Spending on risk-management technology is expected to outpace spending growth in most other areas of technology for the financial-service industry, says a TowerGroup research report. Risk-technology investments by global financial-services firms are expected to reach $21 million by 2005, compared to $18 million spent in 2001. The report also concludes that the way financial institutions approach risk management will become increasingly important to their success of failure. According the report, sizeable investments will be needed to put in place the new integrated approach to risk management that is being adopted by the industry. The report, entitled "Automating the Crystal Ball: Risk Technology in the New Millennium," notes that this integrated approach is being driven by the increased volatility, complexity and interdependencies of today's financial marketplace.

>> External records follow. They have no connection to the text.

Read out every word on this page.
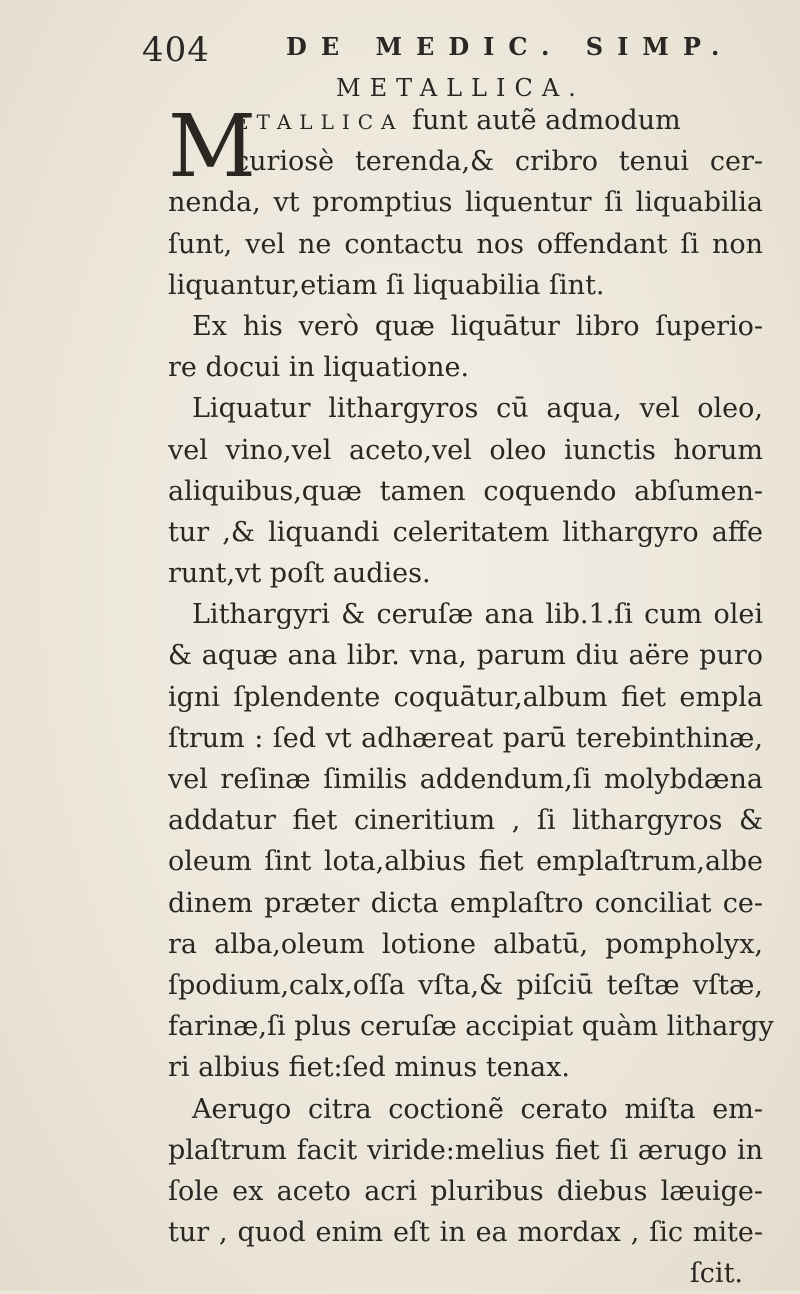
404	DE MEDIC. SIMP.
METALLICA.
M
ETALLICA funt autẽ admodum
curiosè terenda,& cribro tenui cer-
nenda, vt promptius liquentur ſi liquabilia
ſunt, vel ne contactu nos offendant ſi non
liquantur,etiam ſi liquabilia ſint.
Ex his verò quæ liquātur libro ſuperio-
re docui in liquatione.
Liquatur lithargyros cū aqua, vel oleo,
vel vino,vel aceto,vel oleo iunctis horum
aliquibus,quæ tamen coquendo abſumen-
tur ,& liquandi celeritatem lithargyro affe
runt,vt poſt audies.
Lithargyri & ceruſæ ana lib.1.ſi cum olei
& aquæ ana libr. vna, parum diu aëre puro
igni ſplendente coquātur,album fiet empla
ſtrum : ſed vt adhæreat parū terebinthinæ,
vel reſinæ ſimilis addendum,ſi molybdæna
addatur fiet cineritium , ſi lithargyros &
oleum ſint lota,albius fiet emplaſtrum,albe
dinem præter dicta emplaſtro conciliat ce-
ra alba,oleum lotione albatū, pompholyx,
ſpodium,calx,oſſa vſta,& piſciū teſtæ vſtæ,
farinæ,ſi plus ceruſæ accipiat quàm lithargy
ri albius fiet:ſed minus tenax.
Aerugo citra coctionẽ cerato miſta em-
plaſtrum facit viride:melius fiet ſi ærugo in
ſole ex aceto acri pluribus diebus læuige-
tur , quod enim eſt in ea mordax , ſic mite-
ſcit.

Barra has launched an enhanced version of its Aegis System for investment managers. Version 3.3 of the Barra Aegis System includes access to daily updates of Barra's performance data and improved optimization functionality to help manage portfolio-level risk and optimize returns in equity portfolios. The new version also includes improved coverage of and modeling capabilities for exchange-traded funds, valuation data for returns, forecasting and improved single and multi-country performance analyses and coverage.
JPMorgan has deployed Application Networks' JRisk solution to develop its Credit Market risk-management system. The JRisk application provides credit and interest-rate sensitivities, scenario analysis and interactive slicing and dicing of aggregated risk for the global credit-derivatives book in JPMorgan's Credit Derivatives business. The JRisk Application Framework provides the components, tools and services infrastructure for building applications, covering all types of asset classes and financial instruments.
Financial Engineering Associates has released VaRworks Version 4.1, its value-at-risk package for market-risk management. VaRworks 4.1 includes support for convertible bonds, expanded credit-curve capabilities and optimization to cut down on calculation times.